6 月 の ネ ル 物 語


 6月の初日、夏を思わせる晴天に恵まれました。
関東地方では、先月の後半から早くも30度を越える日があったり、大風が吹いたりと変わりやすい天候です。
 美しい花で満ちている初夏の今、日陰に咲くことの多い「ドクダミ」も清楚な白い十字の花を咲かせています。 刺激臭のあるこの野草はあまり人々から顧みられませんが、古くから薬草として役にたっています。

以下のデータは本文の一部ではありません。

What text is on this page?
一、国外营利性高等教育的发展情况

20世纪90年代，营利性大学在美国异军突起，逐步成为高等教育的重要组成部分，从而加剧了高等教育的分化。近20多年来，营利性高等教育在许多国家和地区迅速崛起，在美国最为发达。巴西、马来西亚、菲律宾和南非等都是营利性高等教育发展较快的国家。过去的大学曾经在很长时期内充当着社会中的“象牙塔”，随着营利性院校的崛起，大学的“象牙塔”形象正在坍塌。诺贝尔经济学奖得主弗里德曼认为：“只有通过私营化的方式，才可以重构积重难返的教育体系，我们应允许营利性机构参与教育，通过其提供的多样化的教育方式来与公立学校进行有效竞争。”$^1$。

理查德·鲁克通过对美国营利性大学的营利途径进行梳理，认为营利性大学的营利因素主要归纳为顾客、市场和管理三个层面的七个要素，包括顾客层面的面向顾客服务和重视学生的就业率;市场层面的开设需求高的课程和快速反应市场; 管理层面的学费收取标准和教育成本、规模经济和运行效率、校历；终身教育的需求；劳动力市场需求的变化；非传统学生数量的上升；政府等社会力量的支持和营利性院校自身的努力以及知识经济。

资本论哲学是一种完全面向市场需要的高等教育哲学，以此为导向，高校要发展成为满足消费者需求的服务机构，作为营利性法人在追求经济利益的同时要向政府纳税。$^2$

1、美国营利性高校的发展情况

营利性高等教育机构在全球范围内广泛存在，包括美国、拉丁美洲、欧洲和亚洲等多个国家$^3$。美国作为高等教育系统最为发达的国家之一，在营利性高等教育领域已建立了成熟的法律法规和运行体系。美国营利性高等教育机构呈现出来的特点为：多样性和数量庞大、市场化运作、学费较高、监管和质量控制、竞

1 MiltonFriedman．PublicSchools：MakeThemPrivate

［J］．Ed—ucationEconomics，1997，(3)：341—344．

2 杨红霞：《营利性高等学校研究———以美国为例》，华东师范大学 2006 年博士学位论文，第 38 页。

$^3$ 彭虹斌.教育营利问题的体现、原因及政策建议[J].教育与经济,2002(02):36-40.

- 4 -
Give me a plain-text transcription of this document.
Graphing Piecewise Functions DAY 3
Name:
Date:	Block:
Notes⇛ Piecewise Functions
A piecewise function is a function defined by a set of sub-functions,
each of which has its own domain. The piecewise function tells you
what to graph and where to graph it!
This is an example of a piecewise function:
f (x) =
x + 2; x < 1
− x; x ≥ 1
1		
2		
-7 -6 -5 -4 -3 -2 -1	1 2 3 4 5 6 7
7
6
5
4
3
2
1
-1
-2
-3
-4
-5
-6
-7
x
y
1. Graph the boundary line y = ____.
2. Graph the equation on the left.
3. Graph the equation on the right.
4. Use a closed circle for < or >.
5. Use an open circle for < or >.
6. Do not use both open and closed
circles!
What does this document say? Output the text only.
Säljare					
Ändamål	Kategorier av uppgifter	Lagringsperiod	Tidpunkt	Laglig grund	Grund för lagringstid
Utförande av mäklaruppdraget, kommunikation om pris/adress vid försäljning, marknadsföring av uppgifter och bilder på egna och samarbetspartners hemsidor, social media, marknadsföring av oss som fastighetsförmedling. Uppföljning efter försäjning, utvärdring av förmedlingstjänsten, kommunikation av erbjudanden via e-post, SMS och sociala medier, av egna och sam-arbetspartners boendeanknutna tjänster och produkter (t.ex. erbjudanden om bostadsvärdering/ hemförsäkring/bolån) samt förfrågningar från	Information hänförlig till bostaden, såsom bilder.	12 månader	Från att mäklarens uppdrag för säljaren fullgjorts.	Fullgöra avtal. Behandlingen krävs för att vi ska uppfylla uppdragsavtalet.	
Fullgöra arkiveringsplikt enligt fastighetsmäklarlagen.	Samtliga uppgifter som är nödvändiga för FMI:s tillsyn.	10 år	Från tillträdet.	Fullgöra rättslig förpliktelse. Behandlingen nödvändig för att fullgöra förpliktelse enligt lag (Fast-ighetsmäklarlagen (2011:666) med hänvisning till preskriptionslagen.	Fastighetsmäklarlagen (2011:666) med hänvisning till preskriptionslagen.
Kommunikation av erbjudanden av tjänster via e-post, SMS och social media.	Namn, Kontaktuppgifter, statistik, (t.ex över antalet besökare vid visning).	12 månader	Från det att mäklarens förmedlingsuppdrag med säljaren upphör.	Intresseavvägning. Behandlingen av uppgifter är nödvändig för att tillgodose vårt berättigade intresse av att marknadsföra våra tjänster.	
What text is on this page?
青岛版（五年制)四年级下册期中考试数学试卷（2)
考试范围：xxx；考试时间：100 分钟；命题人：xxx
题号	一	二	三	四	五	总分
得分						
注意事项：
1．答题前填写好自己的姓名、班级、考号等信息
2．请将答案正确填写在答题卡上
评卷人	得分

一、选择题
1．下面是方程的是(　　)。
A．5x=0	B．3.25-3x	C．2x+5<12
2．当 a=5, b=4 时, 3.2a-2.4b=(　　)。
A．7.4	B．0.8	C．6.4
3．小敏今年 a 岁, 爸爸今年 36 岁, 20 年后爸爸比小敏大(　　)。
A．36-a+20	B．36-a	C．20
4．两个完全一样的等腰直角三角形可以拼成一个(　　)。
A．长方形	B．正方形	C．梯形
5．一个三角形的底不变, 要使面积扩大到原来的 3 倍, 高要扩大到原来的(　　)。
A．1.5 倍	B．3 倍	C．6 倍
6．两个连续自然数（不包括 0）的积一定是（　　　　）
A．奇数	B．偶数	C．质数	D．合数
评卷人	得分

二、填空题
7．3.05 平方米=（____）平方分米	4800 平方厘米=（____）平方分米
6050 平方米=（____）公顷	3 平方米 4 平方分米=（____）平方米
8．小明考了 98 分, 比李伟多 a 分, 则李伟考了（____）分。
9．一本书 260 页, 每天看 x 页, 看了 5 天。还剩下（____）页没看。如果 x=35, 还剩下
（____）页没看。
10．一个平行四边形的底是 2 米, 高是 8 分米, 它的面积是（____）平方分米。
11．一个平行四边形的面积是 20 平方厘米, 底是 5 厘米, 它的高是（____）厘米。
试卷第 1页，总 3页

 今月もネルの遺稿を掲載します。 読んでやってください。


(オースター)
 私は自動車に乗るのが大嫌いです。
 自動車はエンジンの振動と音がします。 走っていると予想外の揺れが起こります。
 私たち猫は、自分のペースを守ってゆったりと時を過ごすのが好きなのです。 犬のように騒いだり走ったり、騒々しくするのは良くありません。
 コーヒーの宣伝でも言っている様に「上質な時の流れ」が大切なのです。 なのに、我が家ではしばしば私の気持ちが無視されます。
 パパの運転するオースターは、私よりも何年か後に我が家に来たベージュメタリックのニッサンのセダンで、色の系統としては私と同じ金茶色系です。
 オースターが来てから半年ほど経った時、パパが「ネルを車に乗せよう」と言い出しました。
 「猫は高いところから飛び降りても平気なくらいだから車に酔うことはない。」と言うのです。
 私たち猫は、平衡感覚と運動神経と柔軟性に優れていますが、これが車に酔うのとどう関係するのか全くわかりません! いつもの短絡的な発想で、本当にいい加減だと思いました。 猫は、人間が思う以上に繊細なのです! 体調によっては猫も車酔いするのです!
 理由はともかく、わたしは車に乗せられることになりました。
 車の中は、アイドリングで鈍く振動し、内装の匂いもして嫌な気分です。 人間にはたいしたことが無くても、敏感で繊細な猫にとってはとてもいやなものです。  私は、直ちに匂いを嗅ぎながら歩き回り、とりあえずママのいる後部座席に座りました。
 動き出しました。 わたしはまずエンジンの音に驚きました。 前の方から聞こえるエンジンの音は、野獣がどこか遠くでうなり声をあげているような音を出すので不安になってしまいます。 パパの運転も乱暴です。 揺れるだけでなく、いつどんなふうに揺れるのか予測がつきません。 最初は後部座席にいた私は、後部座席の足下へ移動し、エンジンの音が気になって助手席へ移り、助手席の足下へ潜り込み、さんざん車内を歩き回った結果、わたしの居場所はダッシュボードの上と決めました。 パパは迷惑そうでしたが、そんなことは構っていられません。 外の景色が見えるだけ安心です。
 この間に、パパのひざの上に行って払い落とされたり、ペダルの近くに行こうとして蹴飛ばされたり、ひどい目にあいました。
 後で聞くと、パパは「ネルがペダルの下に入ったらブレーキも踏めなくなる」と肝を冷やしたそうです。
 その後、私が車に乗るときは必ず首輪とヒモをつけられる事になりました。




 ネルが他界して二年、5月30日に我が家に新しい家族が加わりました。
 名前はパスカル、生まれて約1カ月の男の子。 長毛種とアメリカンショートヘアの混じった雑種の捨て猫です。
 捨てられている七匹の子猫を、子ども達が見つけて里親会につれて来てくれたそうです。 子ども達の看護の甲斐なく二匹は衰弱のため亡くなり、助かった五匹のうちの一匹を我が家の養子に頂くことにしました。 養子にするにはもう少し成長してからの方が楽とのことですが、大きくなるのを待てずに育児の苦労覚悟で引き取らせていただきました。
 まだ小さいパスカルは、初めて兄弟と別れ一人になって泣いてばかりいますが、大きくなるのが楽しみです。